The confluence of trends that has elevated support for environmental and social proxy proposals by public company investors is also present in the actions and expectations of private company investors.
While the impact on private company boards, management, operations, and disclosure varies—and is largely dependent on ownership—a shift is apparent in how institutional investors are directing capital and increasing expectations for private company reporting. Yet moving from analysis to action on environmental, social, and governance (ESG) matters can require significant and sustained effort.
Private equity firms are building ESG policies that help to drive investments across their portfolios. At the same time, impact investing is now a fast-growing subset of private equity that has attracted over $502 billion globally from foundations, endowments, family offices, and sovereign wealth funds looking to be even more explicit with the social or environmental outcomes tied to their capital.
“Investors want to understand how funds are incorporating lessons learned and iterating their approach,” said Tania Carnegie, founder and leader of the Impact Ventures practice at KPMG, who recently published Enlightened capital: The role of trust in impact investing.
For private companies controlled by investors with established or burgeoning ESG oversight and disclosure regimes, the portfolio company board has a critical role to play. A measured process for evaluation and oversight of ESG factors can add real strategic value to the business beyond meeting disclosure and reporting expectations of the general partner or limited partners.

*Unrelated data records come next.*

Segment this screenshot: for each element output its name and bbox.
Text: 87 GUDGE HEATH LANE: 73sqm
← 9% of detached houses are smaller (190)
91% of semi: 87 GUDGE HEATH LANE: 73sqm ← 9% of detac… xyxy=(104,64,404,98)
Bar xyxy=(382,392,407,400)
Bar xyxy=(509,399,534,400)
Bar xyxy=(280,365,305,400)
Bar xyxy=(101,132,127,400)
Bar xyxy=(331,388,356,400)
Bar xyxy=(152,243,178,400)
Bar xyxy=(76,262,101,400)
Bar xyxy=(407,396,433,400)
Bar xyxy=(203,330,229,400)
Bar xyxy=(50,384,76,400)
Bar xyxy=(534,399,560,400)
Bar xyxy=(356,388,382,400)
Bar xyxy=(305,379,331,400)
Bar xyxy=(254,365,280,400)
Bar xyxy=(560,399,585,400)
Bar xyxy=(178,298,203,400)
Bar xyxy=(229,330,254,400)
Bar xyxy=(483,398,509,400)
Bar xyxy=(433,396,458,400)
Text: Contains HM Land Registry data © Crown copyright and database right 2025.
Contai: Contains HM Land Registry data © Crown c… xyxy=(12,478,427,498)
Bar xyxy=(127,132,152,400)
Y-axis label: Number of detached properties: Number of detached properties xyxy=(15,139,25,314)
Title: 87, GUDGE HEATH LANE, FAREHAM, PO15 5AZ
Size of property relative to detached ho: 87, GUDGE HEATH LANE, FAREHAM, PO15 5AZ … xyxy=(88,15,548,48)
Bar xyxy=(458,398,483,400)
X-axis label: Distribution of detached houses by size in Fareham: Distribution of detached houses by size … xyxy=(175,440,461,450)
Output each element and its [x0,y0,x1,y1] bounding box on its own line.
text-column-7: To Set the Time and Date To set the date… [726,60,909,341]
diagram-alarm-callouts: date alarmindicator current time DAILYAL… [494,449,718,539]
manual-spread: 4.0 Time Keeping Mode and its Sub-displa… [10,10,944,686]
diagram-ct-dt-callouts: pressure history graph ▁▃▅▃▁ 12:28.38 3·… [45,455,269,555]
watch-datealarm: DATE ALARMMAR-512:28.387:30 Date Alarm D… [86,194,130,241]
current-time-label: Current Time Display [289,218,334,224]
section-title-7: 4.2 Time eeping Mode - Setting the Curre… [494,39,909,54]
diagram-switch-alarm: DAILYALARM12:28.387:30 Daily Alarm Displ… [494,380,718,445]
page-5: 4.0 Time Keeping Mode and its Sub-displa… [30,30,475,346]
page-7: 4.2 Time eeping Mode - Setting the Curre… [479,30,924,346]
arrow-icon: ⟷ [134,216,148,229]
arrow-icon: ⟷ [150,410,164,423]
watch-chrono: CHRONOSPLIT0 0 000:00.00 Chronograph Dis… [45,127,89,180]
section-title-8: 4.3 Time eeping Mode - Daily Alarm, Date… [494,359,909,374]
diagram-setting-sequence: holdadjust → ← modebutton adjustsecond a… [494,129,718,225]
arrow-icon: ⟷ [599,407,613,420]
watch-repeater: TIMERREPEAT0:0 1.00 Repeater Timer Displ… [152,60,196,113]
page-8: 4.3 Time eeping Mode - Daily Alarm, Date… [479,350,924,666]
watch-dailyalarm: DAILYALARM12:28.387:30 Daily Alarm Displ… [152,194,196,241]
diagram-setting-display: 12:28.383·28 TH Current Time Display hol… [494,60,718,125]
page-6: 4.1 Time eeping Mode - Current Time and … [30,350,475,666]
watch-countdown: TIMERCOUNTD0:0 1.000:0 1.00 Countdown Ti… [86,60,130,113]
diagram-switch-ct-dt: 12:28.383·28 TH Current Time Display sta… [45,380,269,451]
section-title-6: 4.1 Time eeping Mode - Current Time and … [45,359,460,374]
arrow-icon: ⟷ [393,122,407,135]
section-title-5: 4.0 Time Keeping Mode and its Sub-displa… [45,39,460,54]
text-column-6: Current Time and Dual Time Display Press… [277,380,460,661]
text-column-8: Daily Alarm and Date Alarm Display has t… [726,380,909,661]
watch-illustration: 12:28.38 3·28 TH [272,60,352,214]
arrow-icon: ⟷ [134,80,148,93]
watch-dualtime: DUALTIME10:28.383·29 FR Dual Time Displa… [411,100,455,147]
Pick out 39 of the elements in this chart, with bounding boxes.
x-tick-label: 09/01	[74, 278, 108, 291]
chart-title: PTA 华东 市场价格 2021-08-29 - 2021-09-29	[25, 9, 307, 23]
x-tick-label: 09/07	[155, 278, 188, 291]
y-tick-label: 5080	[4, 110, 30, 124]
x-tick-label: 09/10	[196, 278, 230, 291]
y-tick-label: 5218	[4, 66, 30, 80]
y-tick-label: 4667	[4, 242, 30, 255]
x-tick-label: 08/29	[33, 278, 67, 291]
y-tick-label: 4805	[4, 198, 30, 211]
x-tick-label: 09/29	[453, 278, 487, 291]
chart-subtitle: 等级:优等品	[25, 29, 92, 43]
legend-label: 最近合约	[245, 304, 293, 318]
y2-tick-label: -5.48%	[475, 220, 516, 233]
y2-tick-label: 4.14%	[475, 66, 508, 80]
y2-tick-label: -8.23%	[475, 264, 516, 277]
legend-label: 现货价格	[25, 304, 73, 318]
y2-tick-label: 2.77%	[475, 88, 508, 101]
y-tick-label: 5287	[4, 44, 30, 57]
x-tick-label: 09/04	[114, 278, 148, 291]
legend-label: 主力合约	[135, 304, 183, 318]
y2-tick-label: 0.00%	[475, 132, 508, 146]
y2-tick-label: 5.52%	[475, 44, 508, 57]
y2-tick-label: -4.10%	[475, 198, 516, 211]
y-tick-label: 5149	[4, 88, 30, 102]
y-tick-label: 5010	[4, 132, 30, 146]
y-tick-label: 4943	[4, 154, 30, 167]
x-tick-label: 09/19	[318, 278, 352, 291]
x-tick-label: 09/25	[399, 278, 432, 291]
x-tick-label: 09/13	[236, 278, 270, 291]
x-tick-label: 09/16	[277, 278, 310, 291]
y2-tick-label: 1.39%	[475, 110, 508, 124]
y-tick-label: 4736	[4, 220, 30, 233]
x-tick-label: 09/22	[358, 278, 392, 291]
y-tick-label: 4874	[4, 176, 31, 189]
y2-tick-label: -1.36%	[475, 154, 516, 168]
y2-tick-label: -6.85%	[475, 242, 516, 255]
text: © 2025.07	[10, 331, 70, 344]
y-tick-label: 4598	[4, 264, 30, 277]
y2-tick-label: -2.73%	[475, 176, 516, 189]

Recent work by the KPMG Board Leadership Center (BLC) can help private equity portfolio companies, their boards, and owners to establish a framework for linking ESG to strategy. As the BLC found in interviews with directors and officers of major corporations, even conscientious CEOs and boards are challenged by expectations of investors to integrate ESG considerations into the strategic plan.
Insights from The ESG journey: Lessons from the boardroom and C-suite offer private company executives and directors anecdotes and a framework for addressing ESG issues as a strategic imperative for long-term performance, including:
Level setting: How issues are framed impacts our understanding of why they matter and how we address them. By agreeing on a definition of ESG and its importance, management and boards, in conjunction with investors, can set the stage for progress. And by framing the discussion in business terms—risk, opportunity, efficiency, and financial performance—they can help short-circuit preconceptions, politics, and personal views.
Assessment: A roadmap is essential to a productive strategy. After identifying ESG risks and opportunities material to their business, companies will want to focus on the two or three that are most strategically significant. At companies competing on the basis of differentiation and strong brands, for example, boards may find their time best spent monitoring issues that impact brand value. At companies competing on price, boards may wish to focus on factors that impact cost structure. Both the Global Reporting Initiative and the Sustainability Accounting Standards Board offer frameworks for evaluating material issues and related disclosures.
Integration: Too often, ESG initiatives remain peripheral to core corporate activities and so do not contribute directly to a company’s competitive advantage. By integrating ESG programs into business strategy and the incentive programs driving it, companies can bring the same focus and discipline to them as they do other strategic initiatives. Integration efforts should include two broad areas—employee selection and behavior, and organizational processes and routines.
Stakeholder communications: Shaping the company’s key ESG messages in the context of strategy and long-term value creation can reinforce the connection between ESG and corporate performance. Although no single framework has emerged for reporting ESG information, boards and owners should understand how management decides what to disclose and how the accuracy of that information is verified—and ensure that progress updates, results, linkage to strategy, and an explanation of how ESG initiatives benefit the company and its stakeholders become part of the company’s communications.
Board oversight: Make sure there’s a “home” for ESG oversight within the board’s structure and that disclosures line up with the expectations of the general partner and limited partners. Effective oversight hinges on having the right people in the boardroom, supported with quality information.
The need to ensure that evaluations and actions related to ESG activities are linked to strategy and portfolio company performance is not lost on limited partners.
“Our members invest in private equity because it delivers strong returns. Limited partners are integrating ESG considerations into their investment strategies with the expectation that they will positively impact results, by minimizing downside or enhancing upside,” said Jennifer Choi, managing director of industry affairs at the Institutional Limited Partners Associations (ILPA) in Washington, D.C. “If there were a perception that a trade-off was taking place at a portfolio company, LPs would question the value.”
ILPA has published a template for fund-level reporting of portfolio company metrics, including ESG. The ILPA Portfolio Company Metrics Template includes the existence of an ESG policy, board-level oversight, and available resources, as well as an ESG-reporting taxonomy with itemized material ESG factors, related targets, and key performance indicators.
“The general partners getting out ahead on these disclosures understand that it’s not only good for their brand, but it’s also good for business,” said Choi.
The American Investment Council, which represents many of the largest private equity managers in the U.S., has also issued guidelines for responsible investing, developed in conjunction with the Principles for Responsible Investment. The principles are straightforward, but reinforce that portfolio companies are expected “to advance [the principles] in a way that is consistent with their fiduciary duties.”1
1 American Investment Council Web site.